Ingrao: "Se l'Italia va in guerra la Costituzione è carta straccia"

l'appello L'appello di 131 parlamentari contro il conflitto in Iraq merita una risposta
ALESSANDRA LONGO

ROMA - "Che cos'è la politica se non si definisce in rapporto ai grandi temi? La guerra è uno di questi, una questione costitutiva, dirimente". Pietro Ingrao, storico leader della sinistra, già presidente della Camera, segue con inquietudine gli sviluppi internazionali. Ci sarà un attacco all'Iraq? E l'Italia del 2000, così distante dal Paese uscito a pezzi dalla seconda guerra mondiale, appoggerà la nuova filosofia americana dell'intervento militare "preventivo"? Ingrao non propone una riflessione astratta. Come Oscar Luigi Scalfaro, come altri 131 parlamentari che hanno firmato un appello contro la guerra, l'ex presidente della Camera si richiama all'articolo 11 della Costituzione. "L'Italia ripudia la guerra come strumento di offesa alla libertà degli altri popoli...". Questo dice la nostra Carta. Si può ignorarlo? Secondo Ingrao no: "Mi rammarica il silenzio dei custodi della Costituzione, del presidente della Repubblica, dei due presidenti delle Camere. Di fronte alla linea assunta dal governo italiano, sorge una domanda aspra: l'articolo 11 sta ancora in piedi o è stato cassato, e come, e da chi?".
Presidente, così come si sono messe le cose tra l'Iraq e l'America, lei ritiene che ci troveremo presto di fronte ad una scelta interventista?
"Io ritengo che non possiamo fare quella scelta, a meno che non si sia deciso di ignorare la nostra Costituzione, di violarla. L'articolo 11 non è un dettaglio, è alle fondamenta del nostro pensiero giuridico, è stato concepito da un'Italia uscita dalle tenebre del conflitto mondiale. Dice in maniera netta, drastica, chiarissima, che il nostro Paese rifiuta il concetto di guerra offensiva e acconsente solo, con molta prudenza, ad interventi difensivi. Tutto ciò stride clamorosamente con il tipo di attacco cosiddetto preventivo proposto da Bush. Il presidente americano introduce nuove regole: io ti sospetto, dunque ti dichiaro guerra. Questo è esattamente il contrario di un atteggiamento difensivo. Come si fa allora a non parlare del contenuto dell'articolo 11?"
Però finora è andata così. Il tema dell'incompatibilità tra ciò che dice la nostra Costituzione e l'eventuale scelta italiana di schierarsi con gli Usa contro il terrorismo internazionale è rimasto parecchio in sottofondo...
"Appunto, trovo sorprendente questo silenzio.

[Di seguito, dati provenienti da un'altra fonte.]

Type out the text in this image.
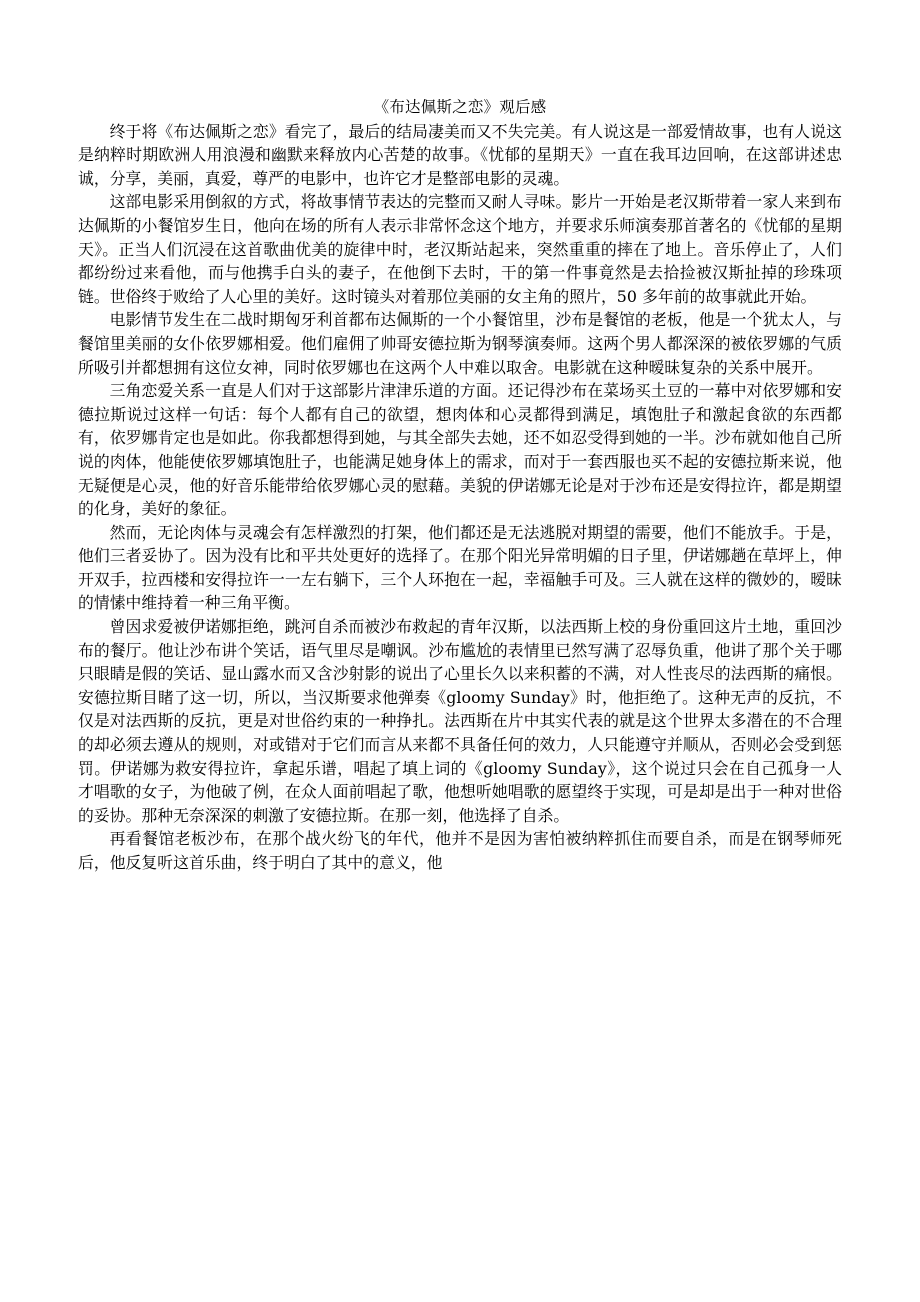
《布达佩斯之恋》观后感

终于将《布达佩斯之恋》看完了，最后的结局凄美而又不失完美。有人说这是一部爱情故事，也有人说这是纳粹时期欧洲人用浪漫和幽默来释放内心苦楚的故事。《忧郁的星期天》一直在我耳边回响，在这部讲述忠诚，分享，美丽，真爱，尊严的电影中，也许它才是整部电影的灵魂。

这部电影采用倒叙的方式，将故事情节表达的完整而又耐人寻味。影片一开始是老汉斯带着一家人来到布达佩斯的小餐馆岁生日，他向在场的所有人表示非常怀念这个地方，并要求乐师演奏那首著名的《忧郁的星期天》。正当人们沉浸在这首歌曲优美的旋律中时，老汉斯站起来，突然重重的摔在了地上。音乐停止了，人们都纷纷过来看他，而与他携手白头的妻子，在他倒下去时，干的第一件事竟然是去拾捡被汉斯扯掉的珍珠项链。世俗终于败给了人心里的美好。这时镜头对着那位美丽的女主角的照片，50 多年前的故事就此开始。

电影情节发生在二战时期匈牙利首都布达佩斯的一个小餐馆里，沙布是餐馆的老板，他是一个犹太人，与餐馆里美丽的女仆依罗娜相爱。他们雇佣了帅哥安德拉斯为钢琴演奏师。这两个男人都深深的被依罗娜的气质所吸引并都想拥有这位女神，同时依罗娜也在这两个人中难以取舍。电影就在这种暧昧复杂的关系中展开。

三角恋爱关系一直是人们对于这部影片津津乐道的方面。还记得沙布在菜场买土豆的一幕中对依罗娜和安德拉斯说过这样一句话：每个人都有自己的欲望，想肉体和心灵都得到满足，填饱肚子和激起食欲的东西都有，依罗娜肯定也是如此。你我都想得到她，与其全部失去她，还不如忍受得到她的一半。沙布就如他自己所说的肉体，他能使依罗娜填饱肚子，也能满足她身体上的需求，而对于一套西服也买不起的安德拉斯来说，他无疑便是心灵，他的好音乐能带给依罗娜心灵的慰藉。美貌的伊诺娜无论是对于沙布还是安得拉许，都是期望的化身，美好的象征。

然而，无论肉体与灵魂会有怎样激烈的打架，他们都还是无法逃脱对期望的需要，他们不能放手。于是，他们三者妥协了。因为没有比和平共处更好的选择了。在那个阳光异常明媚的日子里，伊诺娜趟在草坪上，伸开双手，拉西楼和安得拉许一一左右躺下，三个人环抱在一起，幸福触手可及。三人就在这样的微妙的，暧昧的情愫中维持着一种三角平衡。

曾因求爱被伊诺娜拒绝，跳河自杀而被沙布救起的青年汉斯，以法西斯上校的身份重回这片土地，重回沙布的餐厅。他让沙布讲个笑话，语气里尽是嘲讽。沙布尴尬的表情里已然写满了忍辱负重，他讲了那个关于哪只眼睛是假的笑话、显山露水而又含沙射影的说出了心里长久以来积蓄的不满，对人性丧尽的法西斯的痛恨。安德拉斯目睹了这一切，所以，当汉斯要求他弹奏《gloomy Sunday》时，他拒绝了。这种无声的反抗，不仅是对法西斯的反抗，更是对世俗约束的一种挣扎。法西斯在片中其实代表的就是这个世界太多潜在的不合理的却必须去遵从的规则，对或错对于它们而言从来都不具备任何的效力，人只能遵守并顺从，否则必会受到惩罚。伊诺娜为救安得拉许，拿起乐谱，唱起了填上词的《gloomy Sunday》，这个说过只会在自己孤身一人才唱歌的女子，为他破了例，在众人面前唱起了歌，他想听她唱歌的愿望终于实现，可是却是出于一种对世俗的妥协。那种无奈深深的刺激了安德拉斯。在那一刻，他选择了自杀。

再看餐馆老板沙布，在那个战火纷飞的年代，他并不是因为害怕被纳粹抓住而要自杀，而是在钢琴师死后，他反复听这首乐曲，终于明白了其中的意义，他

Non voglio essere irriverente, ma mi sembra persino un atteggiamento ingenuo, rispetto all'evidente necessità di discutere. Come si può pensare che un tema così dirimente possa essere ignorato, quando siamo addirittura di fronte alla teorizzazione della guerra preventiva? Credo che i cittadini vogliano sapere, capire. L'articolo 11 è carta straccia - e dunque la Costituzione va cassata - o l'articolo 11 vale ancora e, a dover essere corretta, è la posizione del governo sulla guerra? I garanti non possono sottrarsi al loro compito cruciale".
Anche i partiti, presidente, potevano prendere l'iniziativa, non le pare?
"Non c'è dubbio. Va detto che Massimo D'Alema, in un'intervista, ha riconosciuto apertamente che, con l'articolo 11, "c'è un problema". Mi aspettavo che un'affermazione del genere, fatta dal leader dell'opposizione, e non da un vecchietto fanatico come me, producesse delle conseguenze, delle reazioni. E invece nulla da luoghi di altissima responsabilità. Un nulla che mi sorprende , tanto più ora che ben 131 parlamentari hanno sottoscritto un documento contro la guerra all'Iraq. E un'iniziativa politica che dice la gravità e l'urgenza".
Da presidente della Camera, lei che cosa avrebbe fatto?
"Non si tratta di me. E' il Paese che ha diritto ad una risposta".
I tempi sono stretti, presidente Ingrao. Potrebbe anche succedere che si decida un intervento militare senza nemmeno considerare che cosa dice la nostra Costituzione.
"E' già avvenuto con le guerre balcaniche. Ma questa volta il fatto è più nuovo e clamoroso. L'America propone una guerra preventiva e la politica del nostro governo sembra in totale allineamento con questa posizione, a differenza di Francia e Russia. All'epoca della prima guerra all'Iraq, io già richiamai l'attenzione sull'articolo 11 e il suo contenuto. Ricordo ancora con piacere che ebbi il consenso di un uomo autorevole e integro come Giuseppe Dossetti. Vede, non penso che la discussione su questi temi debba avvenire solo nelle sedi istituzionali. Il dibattito deve anche allargarsi nel Paese".
Pensa che ora sarà recepito il suo appello?
"Penso che siamo sull'orlo di un conflitto. Questo è il grande tema che domina in questo momento il mondo. Affrontiamolo nelle sedi opportune e riflettiamo su quella frase: "L'Italia ripudia la guerra come strumento di offesa... Ci crediamo ancora o no?".